(Adapted from a message by missionary David Dickson, October, 2009)
Dead flies…Now there’s an unusual topic for a blog, you’re probably thinking. But did you know the Bible actually mentions dead flies? Ecclesiastes 10:1 says, “Dead flies give the perfumer’s ointment a bad smell; so a little folly outweighs wisdom and honor.”
In Bible times, perfume was very rate and costly. All four gospels in the New Testament relate the story of a woman anointing the feet of Jesus. She broke open a jar of expensive perfume (ointment), and poured it on His feet. We’re total that perfume cost a year’s wages!
One reason perfume was so important is that it was used in worship–to present a sweet smelling savor to God. In Exodus 30, God gives a specific recipe for a perfume He wanted the Israelites to use in worship. He said if anyone used it for any other purpose, they were to be put out of the camp. That was serious!
Our purpose as Christians is to give off the “fragrance of Christ.” So we shouldn’t be a “dead fly” that spoils that fragrance. In other words, we need to live a Christ-like life so other will see, hear, taste, feel, and smell Jesus in us. What are some things we can do that are “dead flies?” Judging other, griping, complaining, gossiping, impatience, to name a few. Anything that makes someone look at us and think, “She says she’s a Christian, yet that’s how she acts? Why should I want to be like that? She’s no different from me.”
Christians are supposed to be “peculiar people.” We’re to stand out as being different–not weird or crazy–but different than non-Christians. We’re not to let our words and deeds be dead flies that spoil the ointment.
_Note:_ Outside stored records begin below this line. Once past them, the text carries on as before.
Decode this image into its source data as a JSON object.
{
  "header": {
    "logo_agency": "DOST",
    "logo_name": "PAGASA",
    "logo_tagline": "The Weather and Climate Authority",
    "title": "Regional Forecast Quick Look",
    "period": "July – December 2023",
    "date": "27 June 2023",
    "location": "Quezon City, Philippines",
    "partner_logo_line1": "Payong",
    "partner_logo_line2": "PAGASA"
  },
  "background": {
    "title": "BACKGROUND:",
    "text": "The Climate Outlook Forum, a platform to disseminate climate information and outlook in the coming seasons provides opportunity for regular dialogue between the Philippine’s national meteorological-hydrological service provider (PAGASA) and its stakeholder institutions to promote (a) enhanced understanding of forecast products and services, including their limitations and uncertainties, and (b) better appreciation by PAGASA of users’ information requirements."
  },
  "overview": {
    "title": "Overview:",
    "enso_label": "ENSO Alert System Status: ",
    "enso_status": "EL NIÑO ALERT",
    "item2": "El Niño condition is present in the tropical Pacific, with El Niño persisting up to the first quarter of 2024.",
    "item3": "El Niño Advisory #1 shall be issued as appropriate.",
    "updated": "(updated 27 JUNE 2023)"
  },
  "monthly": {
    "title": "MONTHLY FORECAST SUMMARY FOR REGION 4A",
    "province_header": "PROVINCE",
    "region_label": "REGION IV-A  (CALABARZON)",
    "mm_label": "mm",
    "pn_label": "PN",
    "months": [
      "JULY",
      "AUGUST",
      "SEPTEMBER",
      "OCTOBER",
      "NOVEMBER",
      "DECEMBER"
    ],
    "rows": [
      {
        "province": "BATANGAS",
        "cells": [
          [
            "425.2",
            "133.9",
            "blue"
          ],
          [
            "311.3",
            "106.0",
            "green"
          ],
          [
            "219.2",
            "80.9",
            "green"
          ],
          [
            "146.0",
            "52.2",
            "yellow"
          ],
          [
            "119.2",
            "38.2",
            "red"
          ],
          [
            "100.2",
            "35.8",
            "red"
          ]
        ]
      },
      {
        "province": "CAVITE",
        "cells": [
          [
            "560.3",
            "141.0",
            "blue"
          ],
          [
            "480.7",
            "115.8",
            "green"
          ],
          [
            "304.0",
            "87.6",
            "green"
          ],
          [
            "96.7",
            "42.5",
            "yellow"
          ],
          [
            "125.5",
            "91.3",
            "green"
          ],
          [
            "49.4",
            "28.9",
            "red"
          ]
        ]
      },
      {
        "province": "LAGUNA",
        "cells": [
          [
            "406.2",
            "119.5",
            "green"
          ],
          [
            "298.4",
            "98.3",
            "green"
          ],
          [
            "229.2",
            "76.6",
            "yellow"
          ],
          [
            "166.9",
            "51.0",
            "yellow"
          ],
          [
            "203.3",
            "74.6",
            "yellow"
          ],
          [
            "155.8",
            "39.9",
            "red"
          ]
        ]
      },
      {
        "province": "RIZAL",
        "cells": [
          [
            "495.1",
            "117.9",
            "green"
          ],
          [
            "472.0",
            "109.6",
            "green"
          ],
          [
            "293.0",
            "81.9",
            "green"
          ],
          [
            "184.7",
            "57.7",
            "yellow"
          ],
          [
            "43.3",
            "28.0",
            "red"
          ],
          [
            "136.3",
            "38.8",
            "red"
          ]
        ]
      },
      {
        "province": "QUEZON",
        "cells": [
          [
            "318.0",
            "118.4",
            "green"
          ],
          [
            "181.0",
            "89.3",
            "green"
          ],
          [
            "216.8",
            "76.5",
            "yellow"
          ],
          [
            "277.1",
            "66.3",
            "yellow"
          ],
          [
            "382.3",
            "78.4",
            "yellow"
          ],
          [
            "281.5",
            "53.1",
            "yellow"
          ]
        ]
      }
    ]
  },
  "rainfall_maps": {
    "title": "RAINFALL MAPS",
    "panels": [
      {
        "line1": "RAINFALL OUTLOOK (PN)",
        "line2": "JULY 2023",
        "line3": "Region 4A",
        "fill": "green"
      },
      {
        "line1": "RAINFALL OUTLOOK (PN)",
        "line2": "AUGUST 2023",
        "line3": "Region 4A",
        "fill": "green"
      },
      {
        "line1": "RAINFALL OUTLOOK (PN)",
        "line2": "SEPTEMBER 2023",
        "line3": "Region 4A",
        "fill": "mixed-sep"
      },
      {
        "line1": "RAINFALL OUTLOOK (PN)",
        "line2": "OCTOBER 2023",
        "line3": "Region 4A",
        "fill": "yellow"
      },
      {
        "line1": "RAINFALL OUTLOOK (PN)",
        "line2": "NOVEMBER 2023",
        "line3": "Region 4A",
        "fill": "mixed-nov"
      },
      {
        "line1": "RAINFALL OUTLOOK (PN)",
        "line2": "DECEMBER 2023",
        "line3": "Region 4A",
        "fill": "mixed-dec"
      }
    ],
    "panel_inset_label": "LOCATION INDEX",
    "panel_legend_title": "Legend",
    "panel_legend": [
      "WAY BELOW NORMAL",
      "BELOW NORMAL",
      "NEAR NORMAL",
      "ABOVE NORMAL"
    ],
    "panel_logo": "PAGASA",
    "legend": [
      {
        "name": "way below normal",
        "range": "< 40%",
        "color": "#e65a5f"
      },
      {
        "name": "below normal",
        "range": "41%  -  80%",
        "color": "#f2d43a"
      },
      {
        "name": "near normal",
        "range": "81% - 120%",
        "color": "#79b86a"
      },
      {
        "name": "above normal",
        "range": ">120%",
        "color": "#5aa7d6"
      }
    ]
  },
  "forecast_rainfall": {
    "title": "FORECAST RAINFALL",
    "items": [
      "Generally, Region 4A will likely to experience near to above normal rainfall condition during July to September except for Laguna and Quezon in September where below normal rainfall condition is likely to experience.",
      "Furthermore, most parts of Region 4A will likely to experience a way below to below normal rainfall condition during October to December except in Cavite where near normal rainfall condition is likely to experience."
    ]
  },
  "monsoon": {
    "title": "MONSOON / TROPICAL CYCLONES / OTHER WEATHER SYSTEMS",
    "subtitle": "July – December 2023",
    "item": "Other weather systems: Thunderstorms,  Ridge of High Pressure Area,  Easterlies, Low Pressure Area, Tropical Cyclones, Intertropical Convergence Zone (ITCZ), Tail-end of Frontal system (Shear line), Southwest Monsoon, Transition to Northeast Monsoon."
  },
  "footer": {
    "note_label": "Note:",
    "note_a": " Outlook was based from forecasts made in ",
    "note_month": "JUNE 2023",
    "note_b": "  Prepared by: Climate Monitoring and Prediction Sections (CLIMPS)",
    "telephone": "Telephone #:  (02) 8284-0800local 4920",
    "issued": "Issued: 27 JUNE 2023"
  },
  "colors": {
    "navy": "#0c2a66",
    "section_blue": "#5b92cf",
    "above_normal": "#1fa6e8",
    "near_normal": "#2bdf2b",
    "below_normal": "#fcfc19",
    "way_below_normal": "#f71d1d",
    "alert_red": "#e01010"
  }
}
Notice the second part of that verse: “so a little folly outweighs wisdom and honor.” One little slip of the tongue, or small questionable action can run our “fragrance” in the eyes–or noses– of those who are watching us. And we never know when we’re being watched by the world to see how we’re going to act, or react. On the other hand, we never know how a kind word or deed may affect the recipient.
Perhaps a good daily reminder (to those of us who are perfume-wears) would be to think of this lesson as we light spritz on our favorite scent each morning. As we notice its fragrance throughout the day, we can be reminded of our responsibility, and ask ourselves, “Am I a dead fly, or the sweet savor of my Savior?”